The OFT has made warning orders against a firm of estate agents and its two directors, saying they failed to disclose a personal interest in a property sale.
The orders have been made against Eastbourne Property Shop in East Sussex and directors Adam Upton and Adam Davison, under Section 4 of the Estate Agents Act. They have 28 days to appeal.
However, the OFT said it was satisfied that EPS and its directors had failed to disclose, promptly and in writing, a personal interest in a property sale to a prospective purchaser, which is both a breach of the Act and a practice that the Secretary of State has declared to be undesirable in relation to estate agency work.
EPS and the directors have been warned that if they again fail to disclose a personal interest promptly and in writing, they will be considered unfit to carry on estate agency work and they will be banned.
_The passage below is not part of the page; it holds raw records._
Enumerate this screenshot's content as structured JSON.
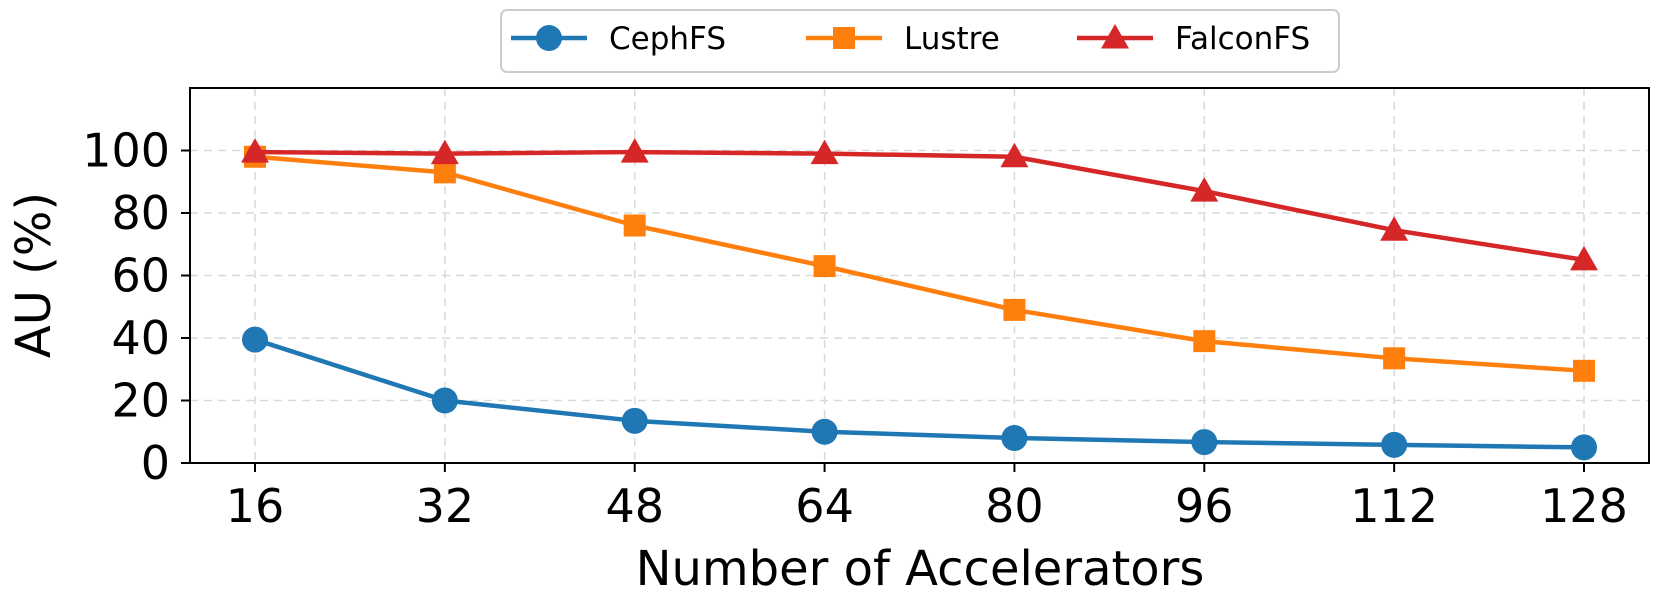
{
  "chart_data": {
    "type": "line",
    "title": "",
    "xlabel": "Number of Accelerators",
    "ylabel": "AU (%)",
    "x": [
      16,
      32,
      48,
      64,
      80,
      96,
      112,
      128
    ],
    "x_tick_labels": [
      "16",
      "32",
      "48",
      "64",
      "80",
      "96",
      "112",
      "128"
    ],
    "y_ticks": [
      0,
      20,
      40,
      60,
      80,
      100
    ],
    "y_tick_labels": [
      "0",
      "20",
      "40",
      "60",
      "80",
      "100"
    ],
    "ylim": [
      0,
      120
    ],
    "grid": true,
    "legend_position": "top-center",
    "series": [
      {
        "name": "CephFS",
        "color": "#1f77b4",
        "marker": "circle",
        "values": [
          39.5,
          20,
          13.5,
          10,
          8,
          6.7,
          5.8,
          5
        ]
      },
      {
        "name": "Lustre",
        "color": "#ff7f0e",
        "marker": "square",
        "values": [
          98,
          93,
          76,
          63,
          49,
          39,
          33.5,
          29.5
        ]
      },
      {
        "name": "FalconFS",
        "color": "#d62728",
        "marker": "triangle",
        "values": [
          99.5,
          99,
          99.5,
          99,
          98,
          87,
          74.5,
          65
        ]
      }
    ]
  }
}
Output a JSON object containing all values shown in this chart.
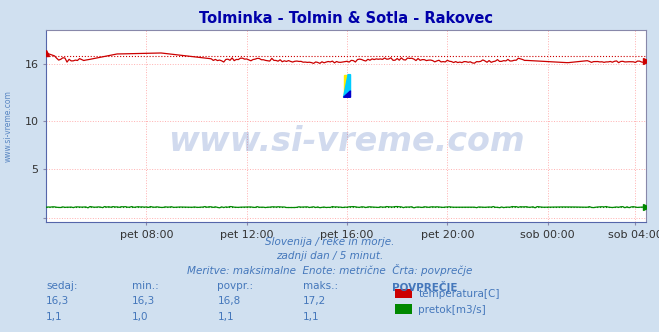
{
  "title": "Tolminka - Tolmin & Sotla - Rakovec",
  "title_color": "#0000aa",
  "bg_color": "#d0e0f0",
  "plot_bg_color": "#ffffff",
  "grid_color_major": "#ffb0b0",
  "grid_color_minor": "#ffe0e0",
  "xlabel_ticks": [
    "pet 08:00",
    "pet 12:00",
    "pet 16:00",
    "pet 20:00",
    "sob 00:00",
    "sob 04:00"
  ],
  "yticks": [
    0,
    5,
    10,
    16
  ],
  "ytick_labels": [
    "",
    "5",
    "10",
    "16"
  ],
  "ylim": [
    -0.5,
    19.5
  ],
  "xlim": [
    0,
    287
  ],
  "temp_mean": 16.8,
  "temp_color": "#cc0000",
  "flow_mean": 1.1,
  "flow_color": "#008800",
  "watermark_text": "www.si-vreme.com",
  "watermark_color": "#1a4aaa",
  "watermark_alpha": 0.2,
  "watermark_fontsize": 24,
  "footer_line1": "Slovenija / reke in morje.",
  "footer_line2": "zadnji dan / 5 minut.",
  "footer_line3": "Meritve: maksimalne  Enote: metrične  Črta: povprečje",
  "footer_color": "#4477bb",
  "sidebar_text": "www.si-vreme.com",
  "sidebar_color": "#4477bb",
  "table_headers": [
    "sedaj:",
    "min.:",
    "povpr.:",
    "maks.:",
    "POVPREČJE"
  ],
  "table_temp_vals": [
    "16,3",
    "16,3",
    "16,8",
    "17,2"
  ],
  "table_flow_vals": [
    "1,1",
    "1,0",
    "1,1",
    "1,1"
  ],
  "table_label_temp": "temperatura[C]",
  "table_label_flow": "pretok[m3/s]",
  "table_color": "#4477bb",
  "logo_yellow": "#ffee00",
  "logo_cyan": "#00ccff",
  "logo_blue": "#0000cc",
  "logo_size": 14
}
Mike Coates, assistant director in the OFT’s Goods and Consumer Group, said: “This case demonstrates the importance that the OFT places on ensuring that consumers have confidence in the house-buying sector and that they are not disadvantaged by those estate agents that do not comply with their legal obligations.”
He added: “The OFT, working together with local authority Trading Standards Services, will continue to take tough action against estate agents who breach the law.”
However, the OFT – which is going out of existence – is to hand over responsibility for regulating estate agents to Powys County Council in Wales at the end of this month.
Writing in the Spectator magazine, columnist James Forsyth said that the decision to pass the powers over to Powys “must count as the most bizarre government decision in a long time… When I was first told this, I assumed it was a joke.”